The way I intend hpa-scaler-scale-down-max-ratio to be used (and that's how we use it now), is that the deployment is scaled with an HPA based on the CPU-load, and then we constantly adjust the minPods based on the hpa-scaler-scale-down-max-ratio and the current pod count. Thereby we prevent sudden downscaling.

So this doesn't need a Prometheus query at all, but it's prone to the issue described in #5

JorritSalverda commented 5 years ago

Ah, I didn't understand you want to be able to run it without Prometheus because I originally created it just for that. But it make sense to slow down the shrinking of deployments even without using Prometheus queries. Perhaps you can check to see if a Prometheus query is set in the annotation. If it isn't limit scale down speed based on the actual pods, otherwise base it on the current minReplicas in the hpa.

It's just that figuring out if a deployment is running with this brute force approach seems prone to error as we grow the number of deployments. Since the Kubernetes API doesn't do paging it might take tool long to respond or use up too much memory. If that makes sense.

I looked for alternatives to figure out if a deployment was running, but couldn't find anything useful.
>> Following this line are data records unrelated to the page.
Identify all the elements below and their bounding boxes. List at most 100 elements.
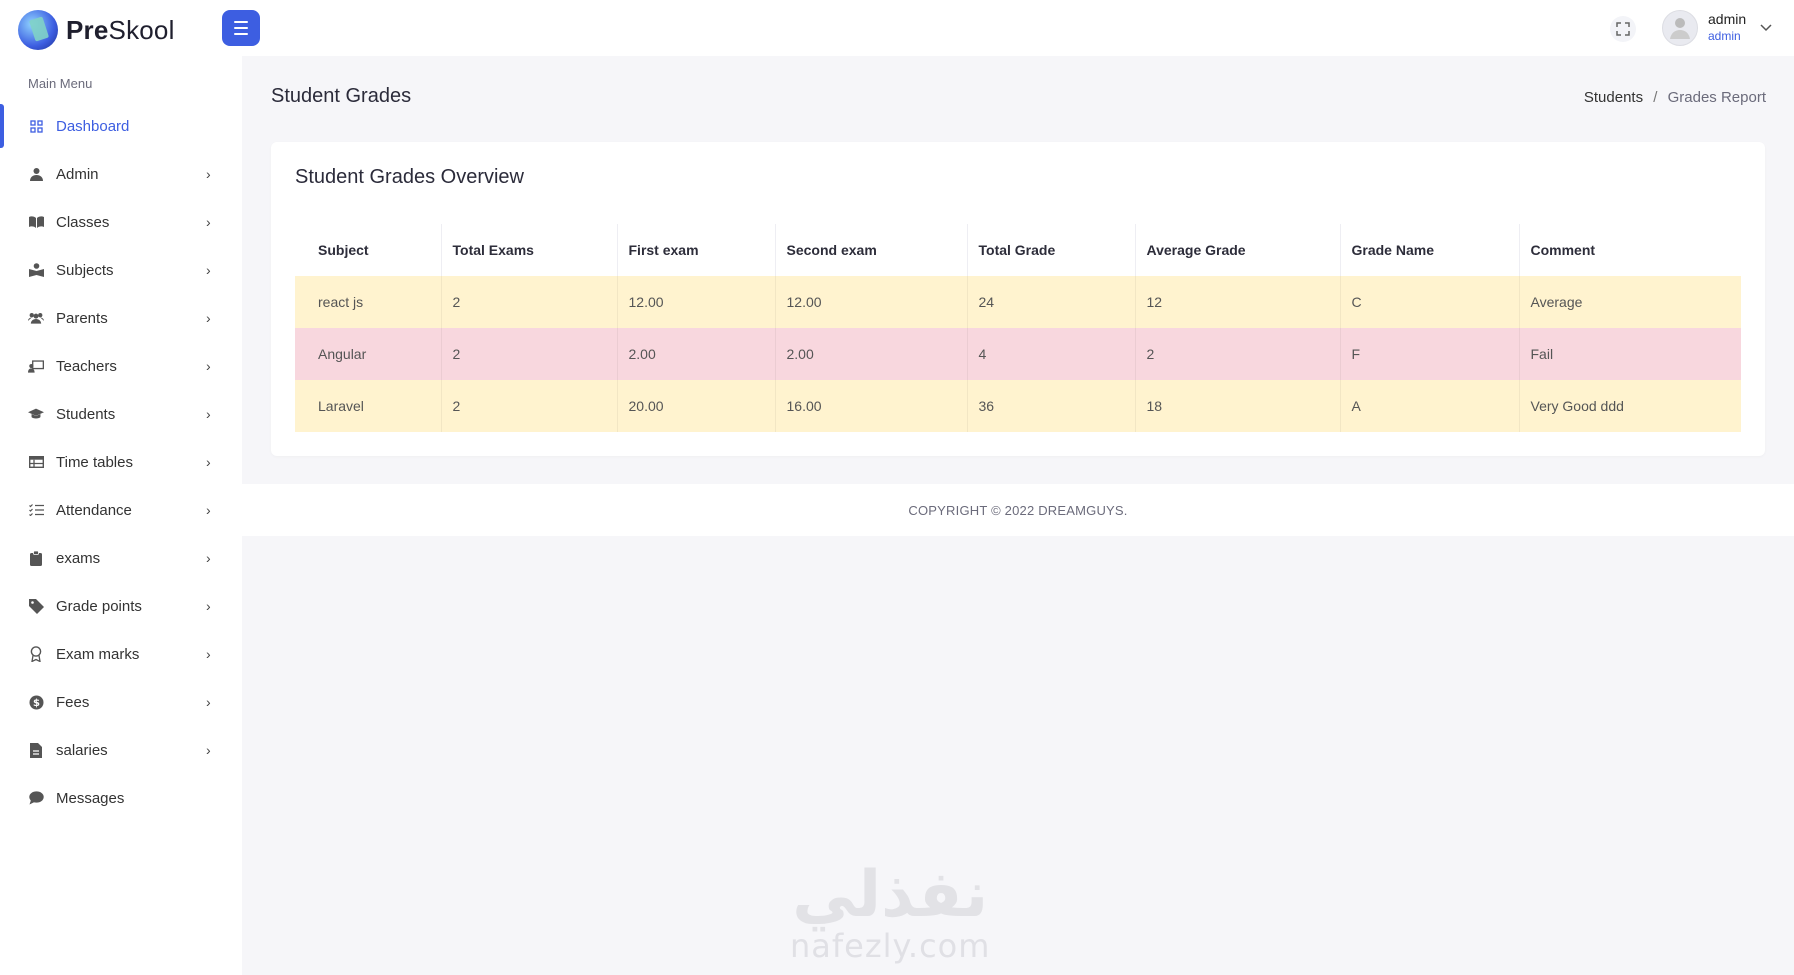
sidebar-item-label: Teachers [56, 357, 117, 375]
column-header: Grade Name [1340, 224, 1520, 276]
sidebar-item-label: Attendance [56, 501, 132, 519]
cell-second-exam: 16.00 [775, 380, 968, 432]
footer: COPYRIGHT © 2022 DREAMGUYS. [242, 484, 1794, 536]
dollar-icon: $ [28, 694, 44, 710]
cell-subject: Laravel [295, 380, 442, 432]
watermark: نفذلي nafezly.com [790, 862, 990, 964]
chevron-right-icon: › [206, 502, 211, 518]
cell-second-exam: 12.00 [775, 276, 968, 328]
sidebar-item-students[interactable]: Students › [0, 390, 242, 438]
sidebar-item-label: Students [56, 405, 116, 423]
sidebar-item-label: Admin [56, 165, 99, 183]
sidebar-item-label: Dashboard [56, 117, 130, 135]
users-icon [28, 310, 44, 326]
sidebar-item-fees[interactable]: $ Fees › [0, 678, 242, 726]
sidebar-item-dashboard[interactable]: Dashboard [0, 102, 242, 150]
chevron-right-icon: › [206, 214, 211, 230]
sidebar-item-classes[interactable]: Classes › [0, 198, 242, 246]
cell-total-exams: 2 [441, 328, 618, 380]
cell-comment: Average [1519, 276, 1741, 328]
sidebar-item-grade-points[interactable]: Grade points › [0, 582, 242, 630]
card-title: Student Grades Overview [295, 166, 524, 188]
cell-total-exams: 2 [441, 276, 618, 328]
sidebar-item-label: exams [56, 549, 101, 567]
cell-total-grade: 24 [967, 276, 1136, 328]
sidebar-item-salaries[interactable]: salaries › [0, 726, 242, 774]
clipboard-icon [28, 550, 44, 566]
grid-icon [28, 118, 44, 134]
column-header: Comment [1519, 224, 1741, 276]
sidebar-item-subjects[interactable]: Subjects › [0, 246, 242, 294]
column-header: Subject [295, 224, 442, 276]
cell-total-grade: 36 [967, 380, 1136, 432]
sidebar-menu: Dashboard Admin › Classes › Subjects › P… [0, 102, 242, 822]
sidebar-item-label: salaries [56, 741, 108, 759]
user-name: admin [1708, 11, 1747, 27]
cell-comment: Very Good ddd [1519, 380, 1741, 432]
chevron-right-icon: › [206, 598, 211, 614]
sidebar-item-label: Time tables [56, 453, 133, 471]
award-icon [28, 646, 44, 662]
menu-icon [234, 21, 248, 23]
cell-total-grade: 4 [967, 328, 1136, 380]
breadcrumb: Students / Grades Report [1584, 89, 1766, 106]
sidebar-item-label: Messages [56, 789, 125, 807]
top-header: PreSkool admin admin [0, 0, 1794, 56]
svg-text:$: $ [33, 698, 40, 709]
chevron-right-icon: › [206, 454, 211, 470]
fullscreen-button[interactable] [1610, 16, 1636, 42]
column-header: First exam [617, 224, 776, 276]
cell-average-grade: 18 [1135, 380, 1341, 432]
cell-second-exam: 2.00 [775, 328, 968, 380]
cell-comment: Fail [1519, 328, 1741, 380]
column-header: Second exam [775, 224, 968, 276]
tag-icon [28, 598, 44, 614]
cell-first-exam: 2.00 [617, 328, 776, 380]
chevron-right-icon: › [206, 694, 211, 710]
table-row: Laravel 2 20.00 16.00 36 18 A Very Good … [295, 380, 1741, 432]
cell-average-grade: 12 [1135, 276, 1341, 328]
sidebar-item-label: Parents [56, 309, 108, 327]
watermark-latin: nafezly.com [790, 927, 991, 965]
column-header: Average Grade [1135, 224, 1341, 276]
sidebar-menu-title: Main Menu [28, 76, 93, 91]
sidebar-item-attendance[interactable]: Attendance › [0, 486, 242, 534]
user-tie-icon [28, 166, 44, 182]
sidebar-item-exam-marks[interactable]: Exam marks › [0, 630, 242, 678]
sidebar-item-teachers[interactable]: Teachers › [0, 342, 242, 390]
chevron-right-icon: › [206, 406, 211, 422]
list-check-icon [28, 502, 44, 518]
sidebar-toggle-button[interactable] [222, 10, 260, 46]
user-menu[interactable]: admin admin [1662, 10, 1772, 46]
page-title: Student Grades [271, 85, 412, 107]
column-header: Total Exams [441, 224, 618, 276]
logo-icon [18, 10, 58, 50]
brand-name: PreSkool [66, 14, 175, 45]
sidebar-item-exams[interactable]: exams › [0, 534, 242, 582]
sidebar-item-messages[interactable]: Messages [0, 774, 242, 822]
expand-icon [1616, 22, 1630, 36]
copyright-text: COPYRIGHT © 2022 DREAMGUYS. [908, 502, 1128, 518]
chevron-right-icon: › [206, 646, 211, 662]
comment-icon [28, 790, 44, 806]
table-row: Angular 2 2.00 2.00 4 2 F Fail [295, 328, 1741, 380]
chalkboard-teacher-icon [28, 358, 44, 374]
user-info: admin admin [1708, 11, 1746, 45]
grades-table: Subject Total Exams First exam Second ex… [295, 224, 1741, 432]
graduation-cap-icon [28, 406, 44, 422]
table-row: react js 2 12.00 12.00 24 12 C Average [295, 276, 1741, 328]
sidebar-item-label: Fees [56, 693, 90, 711]
chevron-right-icon: › [206, 310, 211, 326]
breadcrumb-current: Grades Report [1667, 89, 1766, 106]
breadcrumb-link-students[interactable]: Students [1584, 89, 1643, 106]
avatar [1662, 10, 1698, 46]
chevron-right-icon: › [206, 742, 211, 758]
brand-logo[interactable]: PreSkool [18, 10, 175, 50]
cell-grade-name: A [1340, 380, 1520, 432]
sidebar-item-time-tables[interactable]: Time tables › [0, 438, 242, 486]
chevron-right-icon: › [206, 262, 211, 278]
cell-subject: react js [295, 276, 442, 328]
sidebar-item-parents[interactable]: Parents › [0, 294, 242, 342]
sidebar-item-admin[interactable]: Admin › [0, 150, 242, 198]
chevron-down-icon[interactable] [1760, 21, 1772, 35]
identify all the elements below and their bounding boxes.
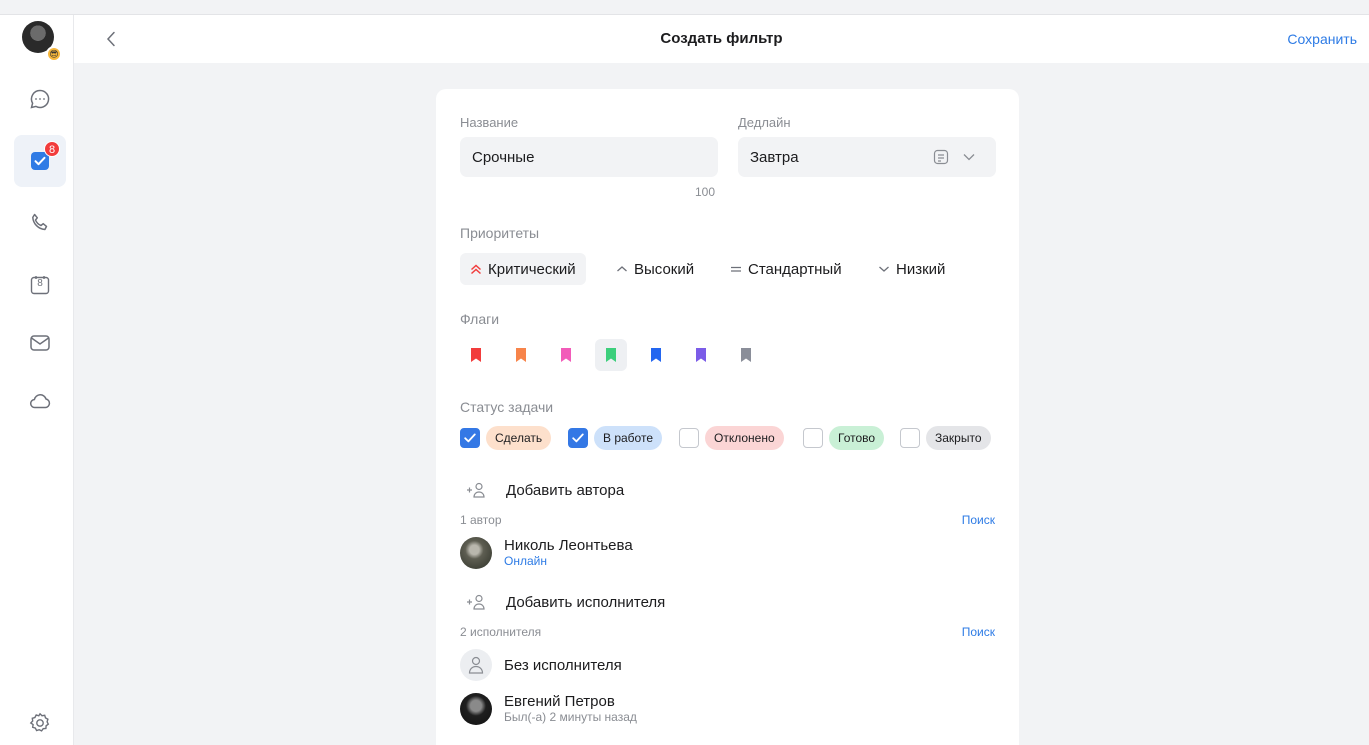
assignee-name: Евгений Петров bbox=[504, 693, 615, 710]
flag-option[interactable] bbox=[685, 339, 717, 371]
status-option[interactable]: Сделать bbox=[460, 426, 552, 450]
equals-icon bbox=[731, 266, 741, 272]
flag-option[interactable] bbox=[550, 339, 582, 371]
name-input-value: Срочные bbox=[472, 148, 535, 166]
assignees-count: 2 исполнителя bbox=[460, 625, 542, 639]
double-chevron-up-icon bbox=[471, 264, 481, 275]
chevron-up-icon bbox=[617, 266, 627, 272]
deadline-label: Дедлайн bbox=[738, 115, 791, 130]
sidebar-item-calls[interactable] bbox=[14, 197, 66, 249]
chevron-down-icon bbox=[963, 154, 975, 161]
author-status: Онлайн bbox=[504, 554, 547, 568]
name-label: Название bbox=[460, 115, 519, 130]
page-title: Создать фильтр bbox=[660, 30, 783, 47]
name-input[interactable]: Срочные bbox=[460, 137, 718, 177]
status-pill: В работе bbox=[594, 426, 663, 450]
add-author-button[interactable]: Добавить автора bbox=[466, 479, 624, 501]
bookmark-flag-icon bbox=[471, 348, 481, 362]
assignee-status: Был(-а) 2 минуты назад bbox=[504, 710, 637, 724]
add-author-label: Добавить автора bbox=[506, 481, 625, 499]
bookmark-flag-icon bbox=[696, 348, 706, 362]
bookmark-flag-icon bbox=[741, 348, 751, 362]
status-checkbox[interactable] bbox=[900, 428, 920, 448]
priorities-label: Приоритеты bbox=[460, 225, 540, 241]
priority-critical-label: Критический bbox=[488, 260, 576, 278]
save-button[interactable]: Сохранить bbox=[1287, 31, 1357, 47]
assignee-name: Без исполнителя bbox=[504, 656, 622, 674]
status-checkbox[interactable] bbox=[568, 428, 588, 448]
status-option[interactable]: Готово bbox=[803, 426, 885, 450]
flag-option[interactable] bbox=[460, 339, 492, 371]
add-assignee-label: Добавить исполнителя bbox=[506, 593, 666, 611]
authors-search-link[interactable]: Поиск bbox=[962, 513, 995, 527]
person-placeholder-icon bbox=[460, 649, 492, 681]
cloud-icon bbox=[29, 394, 51, 409]
status-pill: Отклонено bbox=[705, 426, 784, 450]
mail-icon bbox=[30, 335, 50, 351]
priority-critical[interactable]: Критический bbox=[460, 253, 586, 285]
add-assignee-button[interactable]: Добавить исполнителя bbox=[466, 591, 665, 613]
status-checkbox[interactable] bbox=[460, 428, 480, 448]
sidebar-item-cloud[interactable] bbox=[14, 375, 66, 427]
status-label: Статус задачи bbox=[460, 399, 554, 415]
bookmark-flag-icon bbox=[651, 348, 661, 362]
priority-standard-label: Стандартный bbox=[748, 260, 842, 278]
assignee-item[interactable]: Евгений Петров Был(-а) 2 минуты назад bbox=[460, 691, 637, 727]
priority-high[interactable]: Высокий bbox=[606, 253, 704, 285]
add-person-icon bbox=[466, 594, 506, 610]
calendar-picker-icon[interactable] bbox=[933, 149, 949, 165]
check-icon bbox=[572, 433, 584, 443]
author-name: Николь Леонтьева bbox=[504, 537, 633, 554]
phone-icon bbox=[32, 213, 48, 231]
authors-count: 1 автор bbox=[460, 513, 502, 527]
app-window: 😎 8 8 Создать фильтр Сохранить Название … bbox=[0, 14, 1369, 745]
status-option[interactable]: Отклонено bbox=[679, 426, 784, 450]
name-char-counter: 100 bbox=[695, 185, 716, 199]
sunglasses-emoji-icon: 😎 bbox=[46, 46, 62, 62]
status-option[interactable]: Закрыто bbox=[900, 426, 991, 450]
sidebar-item-settings[interactable] bbox=[14, 697, 66, 745]
chat-icon bbox=[30, 89, 50, 109]
status-pill: Закрыто bbox=[926, 426, 991, 450]
sidebar-item-tasks[interactable]: 8 bbox=[14, 135, 66, 187]
flag-option[interactable] bbox=[505, 339, 537, 371]
avatar bbox=[460, 537, 492, 569]
author-item[interactable]: Николь Леонтьева Онлайн bbox=[460, 535, 633, 571]
status-checkbox[interactable] bbox=[679, 428, 699, 448]
flag-option[interactable] bbox=[730, 339, 762, 371]
tasks-badge: 8 bbox=[44, 141, 60, 157]
bookmark-flag-icon bbox=[606, 348, 616, 362]
priority-low-label: Низкий bbox=[896, 260, 946, 278]
add-person-icon bbox=[466, 482, 506, 498]
flag-option[interactable] bbox=[595, 339, 627, 371]
filter-form: Название Срочные 100 Дедлайн Завтра Прио… bbox=[436, 89, 1019, 745]
deadline-value: Завтра bbox=[750, 148, 799, 166]
status-pill: Сделать bbox=[486, 426, 552, 450]
bookmark-flag-icon bbox=[516, 348, 526, 362]
check-icon bbox=[464, 433, 476, 443]
settings-icon bbox=[29, 712, 50, 732]
priority-low[interactable]: Низкий bbox=[868, 253, 955, 285]
status-checkbox[interactable] bbox=[803, 428, 823, 448]
calendar-day: 8 bbox=[37, 278, 43, 289]
priority-high-label: Высокий bbox=[634, 260, 695, 278]
bookmark-flag-icon bbox=[561, 348, 571, 362]
sidebar: 😎 8 8 bbox=[0, 15, 74, 745]
flag-option[interactable] bbox=[640, 339, 672, 371]
sidebar-item-calendar[interactable]: 8 bbox=[14, 259, 66, 311]
top-bar: Создать фильтр Сохранить bbox=[74, 15, 1369, 63]
deadline-select[interactable]: Завтра bbox=[738, 137, 996, 177]
chevron-down-icon bbox=[879, 266, 889, 272]
status-pill: Готово bbox=[829, 426, 885, 450]
sidebar-item-mail[interactable] bbox=[14, 317, 66, 369]
avatar bbox=[460, 693, 492, 725]
assignee-item[interactable]: Без исполнителя bbox=[460, 647, 622, 683]
flags-label: Флаги bbox=[460, 311, 500, 327]
priority-standard[interactable]: Стандартный bbox=[720, 253, 852, 285]
sidebar-item-chats[interactable] bbox=[14, 73, 66, 125]
assignees-search-link[interactable]: Поиск bbox=[962, 625, 995, 639]
status-option[interactable]: В работе bbox=[568, 426, 663, 450]
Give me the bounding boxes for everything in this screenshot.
markvincze commented 5 years ago

If it isn't limit scale down speed based on the actual pods

I think that's what we're doing now, and that's causing the issue.

Since the Kubernetes API doesn't do paging it might take tool long to respond or use up too much memory. If that makes sense.

I tested this now: in our prod cluster with 2878 ReplicaSets it took between 4-6 seconds to retrieve them (although this is a client running on my machine and using kubectl proxy, so with an in-cluster client it might be faster), and the memory usage increases by 46MBytes when the ReplicaSets are retrieved.
So you're right, this is significantly heavier than retrieving the HPAs (that takes ~1 second and uses only 3MB memory for the 327 HPAs we have on prod)

I'm not sure what the best workaround would be at this point, I'll try to think too if I can come up with some alternative approach.